Monday, September 13, 2010

Ethel (or is it Lucy?) goes back to Italy


Today (Sunday) we were up relatively early and off to a bakery when it opened its doors at 8, then to a café where the street cleaners (the ones we think were at the end of their shift) were having several glasses of wine each (yes, at 8am). We had coffee. It turned out the car exit ramp was quite straightforward and not very steep. Also the uphill starts after the gate and ends in a special lane (no merging). All well and good, but I wondered how I could get back into that precise area of the lot without engaging in some dodgy manoeuvres of my own. I had put on my biking things and stuffed my bike in the car as I planned to visit St. Remy and les Baux and Arles. At first it looked like it might be too foggy and dangerous, but as we left the Gard and approached the Vaucluse (and this is pathetic fallacy I believe) it cleared right up. After Rosanna and her luggage (including Pussy Jones) was safely stowed in the train, I headed for St. Remy, which only took 20 minutes from the Avignon TGV and I found a parking spot on the outskirts of the centreville. There was some kind of Sunday antique fair and the place was crawling with tourists, so I did not linger, but headed to les Baux, which I had formerly thought the most spectacular landscape I had ever seen.

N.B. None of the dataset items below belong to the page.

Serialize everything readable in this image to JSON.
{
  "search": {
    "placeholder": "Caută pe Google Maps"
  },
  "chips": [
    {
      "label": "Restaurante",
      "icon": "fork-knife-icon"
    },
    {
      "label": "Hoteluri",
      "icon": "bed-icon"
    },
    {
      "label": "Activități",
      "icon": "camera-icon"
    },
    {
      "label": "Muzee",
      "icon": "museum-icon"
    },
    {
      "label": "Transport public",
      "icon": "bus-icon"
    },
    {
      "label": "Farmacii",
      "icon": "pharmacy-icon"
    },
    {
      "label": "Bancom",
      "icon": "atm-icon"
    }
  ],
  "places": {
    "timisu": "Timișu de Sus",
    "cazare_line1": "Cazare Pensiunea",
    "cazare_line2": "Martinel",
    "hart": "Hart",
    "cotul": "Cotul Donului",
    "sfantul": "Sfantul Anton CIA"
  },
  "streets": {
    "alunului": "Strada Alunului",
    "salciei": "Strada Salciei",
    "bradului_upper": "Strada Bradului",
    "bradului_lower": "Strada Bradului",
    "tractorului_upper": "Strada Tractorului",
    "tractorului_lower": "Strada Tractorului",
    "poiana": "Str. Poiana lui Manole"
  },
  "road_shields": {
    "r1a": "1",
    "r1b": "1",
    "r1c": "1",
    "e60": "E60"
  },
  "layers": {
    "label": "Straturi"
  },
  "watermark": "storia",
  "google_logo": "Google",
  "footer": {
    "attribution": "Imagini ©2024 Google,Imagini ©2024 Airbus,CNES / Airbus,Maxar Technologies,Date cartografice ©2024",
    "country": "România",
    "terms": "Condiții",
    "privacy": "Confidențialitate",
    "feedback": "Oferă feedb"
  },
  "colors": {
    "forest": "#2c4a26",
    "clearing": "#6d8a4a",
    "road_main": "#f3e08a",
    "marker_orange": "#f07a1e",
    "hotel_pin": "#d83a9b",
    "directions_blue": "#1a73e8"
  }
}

That was before the Gorge de la Nesque. I climbed all the way up into that town (just below the chateau) and it was jam packed with bus tours. Between that and the cobblestones I also decided to leave there quickly, and fancied maybe a lunch at the Bistro du Paradou where Peter Mayle and Charles Aznavour are regulars. Alas, it is closed on Sunday.

There was nothing for it but to head to Arles, which has a long drawn out approach and layout typical of these towns in the flats. There was some kind of bullfight festival on (no doubt why hotel rooms were so scarce) and it was also crawling with tourists (all in either Tilley-style or straw cowboy hats). I had a steak frites and glass of red costieres de nimes and headed back to St. Remy, taking a slightly different route (so I did not have to climb les Baux again and deal with all those vehicles on that narrow road). As luck would have it, it was completely flat and featured a bike lane, so I made very good time and arrived moments before my paid parking (not that anyone seemed to be checking) expired. Then, miracle of miracles, I got from St. Remy to Nimes and into the parking lot and into exactly the same space we had departed from in the morning (without doing anything tricky or illegal at all, unless you call following the signage tricky) and then to the hotel in one hour flat.

Subsequently I spent almost an hour trotting around with my macbook looking for a bar (or restaurant – anything) that is open on a Sunday night. I am NOT going back to Country Rock, even though it advertises itself as ouvert 7 sur 7. I would rather eat Petits Ecoliers all night. I think I will do a little Michelin search to see if there are any restaurants I might like to patronize. Tomorrow I am contemplating a bike ride to Montpellier, if I can figure out how to get out of the city on something other than a major road.